地域版である「アジアのベストレストラン50」は今年の春に発表されたが、世界を網羅するこちらは、2019年6月のシンガポールでの開催以来の発表。コロナ禍前の投票結果に、この1年余りの状況も反映して作成された。
開催地アントワープでは、マスクの着用は必須ではなく、街は比較的平常に戻っていたが、10月からは店内で飲食する際にはワクチンの接種証明書や48時間以内の抗体検査の陰性証明の提示が必要になっている。今回の各種イベントも、その基準に則って行われた。
40カ国からシェフが集まり、 120のインターナショナルメディアなど、合計700人以上が参加した授賞式は、アントワープ駅から程近いフランダースミーティング・コンベンションセンターが会場となった。
今回1位に輝いたのは「ノマ」のレネ・レゼピシェフ。5回目の首位に際し、「受賞の秘密を聞かれるが、実は79もあるのです」とコメント。79とは、実は働いているスタッフの人数で、チームがあってこその受賞だ、ということを強調した。
世界のベストレストラン50、1位に選ばれた「ノマ」のスタッフたち
そのノマのクリエイティブチームを束ねるのは、日本人の高橋惇一氏だ。「9年間ノマで働いてきて、初めての授賞式。ノマが初めて受賞した際には、テレビで見ていた。その舞台に自分が立っているのが信じられない」と、感動を語った。
「レネの要求レベルはとても高いので、毎日クリエイションをしても、納得のいくものが生まれずに苦悩することも多い。でも、常により良いものを追求する姿勢をチームで共有し、平等にディスカッションできる関係性が心地よい。ここから、いずれ皆独立するなど、旅立っていくと思うが、ずっとノマというファミリーであることには変わりない」とその求心力を称えた。
日本からは3店がランクイン
日本からは、前回同様の11位に「傳」が入賞。ほか、前回の22位の「NARISAWA」が19位に入ったほか、「フロリレージュ」川手寛康氏が39位と、初のトップ50入りとなった。

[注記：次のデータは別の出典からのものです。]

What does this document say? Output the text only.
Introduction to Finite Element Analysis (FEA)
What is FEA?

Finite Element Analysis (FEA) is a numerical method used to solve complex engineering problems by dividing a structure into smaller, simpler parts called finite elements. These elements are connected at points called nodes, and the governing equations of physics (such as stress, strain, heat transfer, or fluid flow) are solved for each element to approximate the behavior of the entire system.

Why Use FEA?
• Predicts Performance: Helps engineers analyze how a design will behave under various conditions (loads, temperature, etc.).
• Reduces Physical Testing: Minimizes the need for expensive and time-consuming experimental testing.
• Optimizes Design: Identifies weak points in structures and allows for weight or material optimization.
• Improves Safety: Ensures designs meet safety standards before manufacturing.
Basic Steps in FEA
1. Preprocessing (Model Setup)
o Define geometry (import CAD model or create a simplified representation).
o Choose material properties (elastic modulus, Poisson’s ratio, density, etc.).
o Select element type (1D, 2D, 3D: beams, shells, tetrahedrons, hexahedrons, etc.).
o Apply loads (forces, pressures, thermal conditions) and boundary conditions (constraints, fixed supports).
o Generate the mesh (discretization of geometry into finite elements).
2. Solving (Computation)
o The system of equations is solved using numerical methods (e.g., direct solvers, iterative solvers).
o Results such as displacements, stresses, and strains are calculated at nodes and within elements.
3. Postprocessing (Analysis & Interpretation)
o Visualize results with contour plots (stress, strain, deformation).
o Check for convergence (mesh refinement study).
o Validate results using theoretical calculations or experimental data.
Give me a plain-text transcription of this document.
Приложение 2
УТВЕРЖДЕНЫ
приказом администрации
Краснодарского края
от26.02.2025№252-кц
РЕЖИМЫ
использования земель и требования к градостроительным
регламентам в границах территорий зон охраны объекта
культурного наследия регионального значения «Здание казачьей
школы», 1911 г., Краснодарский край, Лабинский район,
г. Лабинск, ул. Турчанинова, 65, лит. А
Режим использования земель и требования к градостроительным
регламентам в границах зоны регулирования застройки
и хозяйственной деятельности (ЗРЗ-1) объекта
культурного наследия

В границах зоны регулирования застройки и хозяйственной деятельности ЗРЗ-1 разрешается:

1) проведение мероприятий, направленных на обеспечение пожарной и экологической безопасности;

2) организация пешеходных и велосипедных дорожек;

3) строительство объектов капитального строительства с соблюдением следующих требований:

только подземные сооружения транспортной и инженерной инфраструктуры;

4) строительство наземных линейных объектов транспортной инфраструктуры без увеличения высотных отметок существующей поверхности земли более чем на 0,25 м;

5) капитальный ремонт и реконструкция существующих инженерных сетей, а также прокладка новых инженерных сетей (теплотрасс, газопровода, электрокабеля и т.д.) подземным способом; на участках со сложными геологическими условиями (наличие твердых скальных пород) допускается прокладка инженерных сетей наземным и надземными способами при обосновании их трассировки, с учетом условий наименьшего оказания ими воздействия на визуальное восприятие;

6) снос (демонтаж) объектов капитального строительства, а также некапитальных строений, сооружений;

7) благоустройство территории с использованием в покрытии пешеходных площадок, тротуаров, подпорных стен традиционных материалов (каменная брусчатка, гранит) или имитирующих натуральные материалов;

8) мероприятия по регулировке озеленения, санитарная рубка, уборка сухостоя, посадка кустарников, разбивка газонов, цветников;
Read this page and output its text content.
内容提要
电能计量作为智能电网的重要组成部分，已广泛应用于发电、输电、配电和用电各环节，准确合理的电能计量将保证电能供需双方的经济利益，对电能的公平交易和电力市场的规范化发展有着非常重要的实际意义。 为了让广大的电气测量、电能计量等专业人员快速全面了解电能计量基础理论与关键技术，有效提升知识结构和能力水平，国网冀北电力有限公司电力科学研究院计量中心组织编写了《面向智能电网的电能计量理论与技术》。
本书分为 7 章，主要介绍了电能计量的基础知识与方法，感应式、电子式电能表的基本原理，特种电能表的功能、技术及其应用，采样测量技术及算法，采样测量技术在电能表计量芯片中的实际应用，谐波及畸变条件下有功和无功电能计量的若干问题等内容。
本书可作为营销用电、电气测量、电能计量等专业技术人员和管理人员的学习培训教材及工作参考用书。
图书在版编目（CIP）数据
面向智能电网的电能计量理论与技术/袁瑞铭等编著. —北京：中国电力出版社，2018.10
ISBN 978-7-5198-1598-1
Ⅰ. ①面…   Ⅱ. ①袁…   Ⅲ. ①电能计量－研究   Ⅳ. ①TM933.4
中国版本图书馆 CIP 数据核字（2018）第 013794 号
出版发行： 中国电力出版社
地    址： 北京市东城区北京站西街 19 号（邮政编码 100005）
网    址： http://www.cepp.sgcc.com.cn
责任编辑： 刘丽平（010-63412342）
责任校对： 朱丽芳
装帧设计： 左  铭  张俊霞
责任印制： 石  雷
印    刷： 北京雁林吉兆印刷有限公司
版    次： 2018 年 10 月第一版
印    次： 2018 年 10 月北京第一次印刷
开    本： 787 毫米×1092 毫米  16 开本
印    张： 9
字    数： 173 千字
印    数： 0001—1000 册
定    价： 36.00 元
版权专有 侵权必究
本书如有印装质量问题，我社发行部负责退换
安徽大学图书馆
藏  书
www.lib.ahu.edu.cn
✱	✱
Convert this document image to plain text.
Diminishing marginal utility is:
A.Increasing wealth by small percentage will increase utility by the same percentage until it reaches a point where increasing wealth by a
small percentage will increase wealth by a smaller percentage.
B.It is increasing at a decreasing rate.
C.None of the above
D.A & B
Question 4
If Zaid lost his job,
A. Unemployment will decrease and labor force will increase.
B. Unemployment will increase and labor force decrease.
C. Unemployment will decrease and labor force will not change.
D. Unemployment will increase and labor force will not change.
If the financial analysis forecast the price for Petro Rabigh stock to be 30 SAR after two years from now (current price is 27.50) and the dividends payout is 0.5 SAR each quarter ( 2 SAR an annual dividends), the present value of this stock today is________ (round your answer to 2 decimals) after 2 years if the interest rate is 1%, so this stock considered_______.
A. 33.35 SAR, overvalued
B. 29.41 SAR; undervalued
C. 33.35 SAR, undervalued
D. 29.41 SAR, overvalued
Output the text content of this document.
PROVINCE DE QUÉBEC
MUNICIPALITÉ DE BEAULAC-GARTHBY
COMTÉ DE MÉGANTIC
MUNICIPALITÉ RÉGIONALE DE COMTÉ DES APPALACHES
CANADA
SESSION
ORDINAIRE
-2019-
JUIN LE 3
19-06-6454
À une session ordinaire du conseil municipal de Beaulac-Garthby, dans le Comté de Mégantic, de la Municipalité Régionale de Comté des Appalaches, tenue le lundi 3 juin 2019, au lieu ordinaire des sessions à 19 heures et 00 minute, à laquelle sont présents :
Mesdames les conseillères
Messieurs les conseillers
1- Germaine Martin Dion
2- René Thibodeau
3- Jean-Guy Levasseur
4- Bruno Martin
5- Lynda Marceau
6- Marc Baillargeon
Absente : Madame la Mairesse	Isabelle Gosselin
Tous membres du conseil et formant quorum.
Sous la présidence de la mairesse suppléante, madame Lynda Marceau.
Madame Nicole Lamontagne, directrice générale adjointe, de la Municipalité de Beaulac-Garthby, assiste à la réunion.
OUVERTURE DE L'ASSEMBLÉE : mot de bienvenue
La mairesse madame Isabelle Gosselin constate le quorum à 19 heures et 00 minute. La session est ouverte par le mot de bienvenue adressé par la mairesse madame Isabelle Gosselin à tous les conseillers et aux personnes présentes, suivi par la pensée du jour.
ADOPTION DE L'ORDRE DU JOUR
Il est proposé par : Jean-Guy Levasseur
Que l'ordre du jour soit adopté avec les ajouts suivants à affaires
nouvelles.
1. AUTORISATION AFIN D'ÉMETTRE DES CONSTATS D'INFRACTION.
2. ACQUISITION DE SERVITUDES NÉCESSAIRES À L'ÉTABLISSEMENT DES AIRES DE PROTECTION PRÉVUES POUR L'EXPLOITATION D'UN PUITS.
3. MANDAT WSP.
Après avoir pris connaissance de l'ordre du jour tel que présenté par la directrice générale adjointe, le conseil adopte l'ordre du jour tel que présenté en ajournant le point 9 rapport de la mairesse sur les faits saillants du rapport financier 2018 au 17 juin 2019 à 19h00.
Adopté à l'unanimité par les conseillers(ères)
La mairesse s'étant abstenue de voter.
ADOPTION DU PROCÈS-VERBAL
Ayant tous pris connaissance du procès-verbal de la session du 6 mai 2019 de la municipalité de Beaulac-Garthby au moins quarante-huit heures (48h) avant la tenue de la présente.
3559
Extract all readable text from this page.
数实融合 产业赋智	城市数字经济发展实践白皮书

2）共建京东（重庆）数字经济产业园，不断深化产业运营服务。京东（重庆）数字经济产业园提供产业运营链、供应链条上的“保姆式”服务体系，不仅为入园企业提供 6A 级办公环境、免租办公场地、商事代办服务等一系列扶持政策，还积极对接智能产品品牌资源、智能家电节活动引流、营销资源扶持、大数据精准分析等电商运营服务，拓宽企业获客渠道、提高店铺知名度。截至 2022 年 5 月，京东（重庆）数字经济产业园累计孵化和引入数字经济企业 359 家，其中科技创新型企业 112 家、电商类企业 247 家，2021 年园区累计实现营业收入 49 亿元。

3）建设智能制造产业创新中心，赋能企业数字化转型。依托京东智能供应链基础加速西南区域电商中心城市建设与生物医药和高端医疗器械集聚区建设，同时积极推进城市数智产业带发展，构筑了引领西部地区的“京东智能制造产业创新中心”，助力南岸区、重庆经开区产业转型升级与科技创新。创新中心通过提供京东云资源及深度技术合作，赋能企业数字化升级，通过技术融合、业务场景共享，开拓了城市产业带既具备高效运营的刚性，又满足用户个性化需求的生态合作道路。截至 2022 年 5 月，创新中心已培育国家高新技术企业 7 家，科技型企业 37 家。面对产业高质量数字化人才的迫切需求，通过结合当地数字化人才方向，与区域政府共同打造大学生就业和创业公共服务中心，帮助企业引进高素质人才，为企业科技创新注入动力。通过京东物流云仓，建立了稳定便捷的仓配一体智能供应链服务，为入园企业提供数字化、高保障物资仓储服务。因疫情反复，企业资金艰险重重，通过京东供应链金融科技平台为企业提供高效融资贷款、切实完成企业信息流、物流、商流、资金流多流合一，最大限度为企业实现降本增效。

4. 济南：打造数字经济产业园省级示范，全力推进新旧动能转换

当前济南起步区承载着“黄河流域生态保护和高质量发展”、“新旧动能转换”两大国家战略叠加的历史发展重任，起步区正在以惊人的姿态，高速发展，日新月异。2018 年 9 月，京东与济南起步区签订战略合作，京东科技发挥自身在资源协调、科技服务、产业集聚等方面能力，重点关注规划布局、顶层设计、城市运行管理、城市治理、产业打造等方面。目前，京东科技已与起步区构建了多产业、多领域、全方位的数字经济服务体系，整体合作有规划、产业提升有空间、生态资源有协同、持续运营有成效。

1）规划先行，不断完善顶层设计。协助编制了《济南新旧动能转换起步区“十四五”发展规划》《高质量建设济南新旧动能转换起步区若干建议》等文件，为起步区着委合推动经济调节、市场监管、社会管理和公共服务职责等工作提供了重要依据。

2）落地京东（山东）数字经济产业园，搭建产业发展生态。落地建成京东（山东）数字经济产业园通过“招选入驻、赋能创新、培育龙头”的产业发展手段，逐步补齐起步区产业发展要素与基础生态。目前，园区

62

「傳」の長谷川シェフは、「今回は、ランキング発表だけではなくアワードを開催出来たこと自体にとても意味があると思います。これからのレストランは、人と人の繋がりをより大切にして、皆でより良いあり方を考えていくようになるのでは。また、親友でライバルでもあるフロリレージュの川手さんがいたから僕はここまで来れました、とチームとしての来年は世界中を料理して回るつもりです」とコメント。
名前の上がった「フロリレージュ」川手シェフは、「ここ数年、何か新しいコンセプトに取り組んだり、大きな投資など特にしていませんが、逆に地道な作業や堅実な仕事を通して、少しずつ順位が上がり、入賞に繋がったのではないか」と語った。